Die Auslöschung der Urbevölkerung von Kanaan gehört in die Reihe der alttestamentlichen Gewaltschilderungen, mit denen Christ*innen begründen, warum sie sich vom ersten Teil ihrer Bibel entfremdet haben. Damit profilieren sie ihren eigenen Glauben direkt oder indirekt gegen das Judentum. Was kann aus dieser Haltung herausführen? Ein erster Schritt wäre das Verständnis für die Gründe, aus denen solche Gewaltbilder überliefert werden. Diese Bilder beschreiben ja – da sind sich alle alttestamentlichen Experten einig – keine historischen Vorgänge. Auch geht es nicht darum, zum Krieg gegen Nachbarvölker anzustiften. Was dann ist die Funktion solcher Gewalterzählungen? Ausgehend von Psalm 129, in dem Kindersklav*innen das Volk Israel auffordern, sich die Gewalterfahrungen in der Versklavung zu eigen zu machen, öffnet Klara Butting einen „Verstehensraum“: Bei den Schilderungen von Gewalt geht es um Herausbildung und Aufbruch in neue Identitäten und damit um Problemstellungen, die uns auch heute in den gegenwärtigen Kontroversen der Identitätsdebatten begegnen.

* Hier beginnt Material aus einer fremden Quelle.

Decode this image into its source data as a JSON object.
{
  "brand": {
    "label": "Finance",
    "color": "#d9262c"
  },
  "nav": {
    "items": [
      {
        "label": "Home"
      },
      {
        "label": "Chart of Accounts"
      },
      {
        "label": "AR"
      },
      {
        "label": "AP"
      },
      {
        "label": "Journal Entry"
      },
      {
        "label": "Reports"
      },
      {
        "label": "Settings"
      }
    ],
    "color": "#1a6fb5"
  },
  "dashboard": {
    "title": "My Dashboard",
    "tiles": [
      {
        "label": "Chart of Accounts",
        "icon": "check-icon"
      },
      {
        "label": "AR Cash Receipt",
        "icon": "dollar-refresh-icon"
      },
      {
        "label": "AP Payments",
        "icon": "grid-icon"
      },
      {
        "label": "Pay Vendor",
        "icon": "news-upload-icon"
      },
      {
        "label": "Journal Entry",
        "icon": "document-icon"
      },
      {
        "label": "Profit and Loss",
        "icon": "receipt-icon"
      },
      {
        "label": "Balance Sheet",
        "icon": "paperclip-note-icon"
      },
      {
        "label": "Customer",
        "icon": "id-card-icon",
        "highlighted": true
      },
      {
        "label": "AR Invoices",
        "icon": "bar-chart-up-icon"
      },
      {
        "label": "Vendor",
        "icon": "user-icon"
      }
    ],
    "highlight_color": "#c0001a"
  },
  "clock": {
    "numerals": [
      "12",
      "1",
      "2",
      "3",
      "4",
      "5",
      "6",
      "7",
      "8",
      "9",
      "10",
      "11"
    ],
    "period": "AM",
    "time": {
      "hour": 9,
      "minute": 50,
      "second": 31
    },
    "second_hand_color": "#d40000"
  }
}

In unserer Reihe antisemitismuskritischer Bibelauslegungen stellen renommierte sowie junge Exeget*innen neue Bibelauslegungen vor, die der tradierten Stereotypisierung von Juden, Jüdinnen und Judentum entgegentreten. Klischeehafte christliche Vorstellungen wirken oft bildhaft im säkularisierten Antisemitismus weiter: der alttestamentarische Gesetzesglauben; der Rachegott, der Blutopfer als Sühne verlangt und Beschneidung anordnet; der eine bestimmte Gruppe auserwählt (Kirche oder Synagoge) und dessen Verheißungen Nationalismus und Kolonialismus schüren.
In wissenschaftlich fundierten, aber leicht zugänglichen Auslegungen bestimmter Textpassagen hinterfragen wir diese karikierenden Vorstellungen jeden zweiten Donnerstag im Monat. Die Exeget*innen schneiden dabei die antijüdische Rezeptionsgeschichte kurz an, entwickeln aber vor allem neue, kreative und lebendige Verständnismöglichkeiten, in denen die Schrift in ihrer Tiefe und Mehrdimensionalität neu zur Geltung kommt. Die Vorträge sollen Lust machen, das Potenzial biblischer Texte neu zu entdecken und zu zeigen, wie sehr wir davon profitieren, wenn wir sie mit der jüdischen Tradition und nicht gegen sie lesen.
Klara Butting ist apl. Professorin für Altes Testament und Biblische Theologie an der Universität Bochum und Mitherausgeberin der Zeitschrift Junge Kirche. An der Bibel in gerechter Sprache war sie als Übersetzerin beteiligt.